79
–¿Es que nunca duermes?
Vladimir miró durante unos largos segundos por la mirilla antes de dejarle entrar.
—No hace ni cuarenta y cinco minutos que posé la cabeza en la almohada.
Dima dio un abrazo de hermano a su camarada.
—¿Qué es una almohada?
Echó un vistazo a la habitación. Un pequeño arsenal de armas ligeras les aguardaba: tres pistolas ametralladoras Glock de 9 mm, un paquete de granadas aturdidoras, tres linternas de alto voltaje, gafas de visión nocturna, y el equipo de rápel favorito de Vladimir.
Dima levantó las cuerdas.
—¿Acaso necesitaste esto para salir de Irán?
—Amara me convenció para que me quedara al funeral.
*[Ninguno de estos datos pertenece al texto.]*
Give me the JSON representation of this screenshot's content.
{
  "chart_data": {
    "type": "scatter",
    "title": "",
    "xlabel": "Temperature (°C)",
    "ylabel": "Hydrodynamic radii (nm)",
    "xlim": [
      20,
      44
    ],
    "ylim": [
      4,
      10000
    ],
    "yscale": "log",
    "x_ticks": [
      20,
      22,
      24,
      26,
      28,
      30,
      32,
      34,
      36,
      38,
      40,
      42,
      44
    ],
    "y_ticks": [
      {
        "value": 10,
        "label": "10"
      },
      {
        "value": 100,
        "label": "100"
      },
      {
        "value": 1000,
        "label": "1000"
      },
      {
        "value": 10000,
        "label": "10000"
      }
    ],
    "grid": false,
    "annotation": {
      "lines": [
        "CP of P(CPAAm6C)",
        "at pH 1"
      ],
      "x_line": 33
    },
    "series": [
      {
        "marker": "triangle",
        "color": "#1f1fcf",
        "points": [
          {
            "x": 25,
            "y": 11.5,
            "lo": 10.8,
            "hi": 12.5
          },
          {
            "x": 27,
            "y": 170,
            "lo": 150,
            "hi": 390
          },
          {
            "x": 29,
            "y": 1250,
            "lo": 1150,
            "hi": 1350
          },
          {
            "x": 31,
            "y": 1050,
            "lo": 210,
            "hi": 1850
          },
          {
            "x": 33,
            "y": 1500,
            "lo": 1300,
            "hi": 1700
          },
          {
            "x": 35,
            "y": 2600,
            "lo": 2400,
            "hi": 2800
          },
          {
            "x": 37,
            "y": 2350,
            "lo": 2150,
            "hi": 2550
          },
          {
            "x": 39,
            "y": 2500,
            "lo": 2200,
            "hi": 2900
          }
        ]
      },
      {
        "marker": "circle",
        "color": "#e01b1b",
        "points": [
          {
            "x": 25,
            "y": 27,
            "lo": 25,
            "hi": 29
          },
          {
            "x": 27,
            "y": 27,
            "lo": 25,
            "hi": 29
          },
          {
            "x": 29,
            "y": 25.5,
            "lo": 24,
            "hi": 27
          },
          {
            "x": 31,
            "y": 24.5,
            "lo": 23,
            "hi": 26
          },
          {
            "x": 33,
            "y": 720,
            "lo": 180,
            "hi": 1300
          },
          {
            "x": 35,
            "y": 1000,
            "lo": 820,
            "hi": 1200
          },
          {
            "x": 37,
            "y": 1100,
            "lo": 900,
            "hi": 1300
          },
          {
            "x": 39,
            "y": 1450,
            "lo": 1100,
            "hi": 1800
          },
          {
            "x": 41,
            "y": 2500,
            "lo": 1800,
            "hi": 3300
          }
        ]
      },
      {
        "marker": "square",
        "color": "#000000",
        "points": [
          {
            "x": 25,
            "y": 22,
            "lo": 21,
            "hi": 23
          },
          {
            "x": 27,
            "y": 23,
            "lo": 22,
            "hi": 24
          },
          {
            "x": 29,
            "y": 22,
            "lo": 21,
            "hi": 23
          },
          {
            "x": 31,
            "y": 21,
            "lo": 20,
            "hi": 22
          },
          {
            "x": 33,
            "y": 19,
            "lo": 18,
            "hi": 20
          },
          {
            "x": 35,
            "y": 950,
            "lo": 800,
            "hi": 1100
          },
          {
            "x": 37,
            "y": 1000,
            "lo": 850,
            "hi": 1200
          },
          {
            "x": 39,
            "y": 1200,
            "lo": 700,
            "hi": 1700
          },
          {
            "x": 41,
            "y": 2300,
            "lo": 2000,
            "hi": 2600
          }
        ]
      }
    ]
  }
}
Las necesité para escapar de su habitación.
—Así que ya se va acostumbrando a su pérdida.
—Se quedó muy cabreada por no poder venir conmigo a París.
—No le contarías nada, ¿verdad?
—Soy siberiano, no estúpido.
—¿Estás lo bastante sobrio para lo que nos espera?
—Si no hay más remedio.
Dima se volvió hacia Rossin.
—Si te necesitamos...
Rossin sacudió la cabeza.
—Estaré fuera de la ciudad durante los próximos días.
—Creí que habías dicho que estabas retirado.
Rossin se encogió de hombros.
—Es lo que tú decías: ninguno de nosotros se retira.
Viajaron en un mugriento Citroën Xantia que Rossin les había conseguido. Un coche con tres hombres dentro a las tres de la madrugada era como un imán en potencia para atraer la curiosidad de la policía, incluso sin llevar el maletero cargado de armas. Pero Kroll hizo cuanto pudo para respetar los límites de velocidad, hasta que se dio cuenta de que, a esa hora, no había nadie en la carretera que les prestara atención.
Cuando estaban acercándose a la manzana de edificios altos de Clichy tuvieron que detenerse a causa de unos bomberos que trataban de apagar un coche incendiado. Una brigada de la policía estaba llenando un furgón con jóvenes que protestaban. La madrugada de un viernes no era, precisamente, la mejor hora para visitar el barrio.
—Una pena que no podamos atacar el apartamento y el hotel de Solomon a la vez.
—Lo que más urge es encontrar la bomba. Comprueba el escáner.
Estaba parpadeando con claridad. Dima debía sentirse exultante, pero algo le inquietaba, algo que no lograba definir.
—Esperemos que no vuelva a escapársenos.
La entrada del edificio estaba abierta de par en par, cualquier puerta que hubiera tenido, hacía tiempo que había desaparecido. Y lo mismo sucedía con el ascensor.
—Nueve plantas. Mierda —maldijo Vladimir.
—Te sentará bien. Vamos.
Tres pisos más arriba se toparon con una pareja de drogadictos completamente colgados. Las jeringuillas crujían bajo sus pies. Muchos de los apartamentos no tenían puerta y mostraban rastros de haber sido incendiados. Otros, que sí la tenían, parecía que no les fuera a durar mucho, a juzgar por las discusiones que se oían en el interior. En la planta ocho se encontraron con un grupo de jóvenes armados con las caras cubiertas, cada uno llevando una pistola.
—Dense la vuelta si no quieren morir.
—Estamos ocupados: quitaos de en medio —advirtió Dima y, sin ni siquiera levantar su Glock, arrancó de un disparo el arma de las manos del cabecilla.
El chico se hizo un ovillo y los otros se escabulleron por un vestíbulo vacío.
Planta nueve. Apartamento seis. Lo comprobaron con el escáner una vez más. Una brillante luz verde titilando. Dima se colocó las gafas de visión nocturna. Los otros dos le imitaron. Examinaron la puerta cuidadosamente. Entonces Dima y Vladimir se colocaron a cada lado, listos para penetrar en cuanto Kroll hiciera saltar por los aires la cerradura.
Dima disparó unas cuantas balas mientras entraba; hacia arriba, para no dar a la bomba. El apartamento era muy básico: un dormitorio, salón, cocina y baño. Todas las paredes estaban cubiertas de pintadas con forma de muelle. Apestaba a orina. No había nadie dentro.
—Joder. Hemos entrado en el que no es —se quejó Kroll.
—No, no es así —declaró Vladimir, que estaba en el cuarto de baño, señalando a una pequeña y parpadeante luz verde. Provenía, ciertamente, del detector de la bomba. Pero no estaba adherido a ninguna maleta con dispositivos nucleares.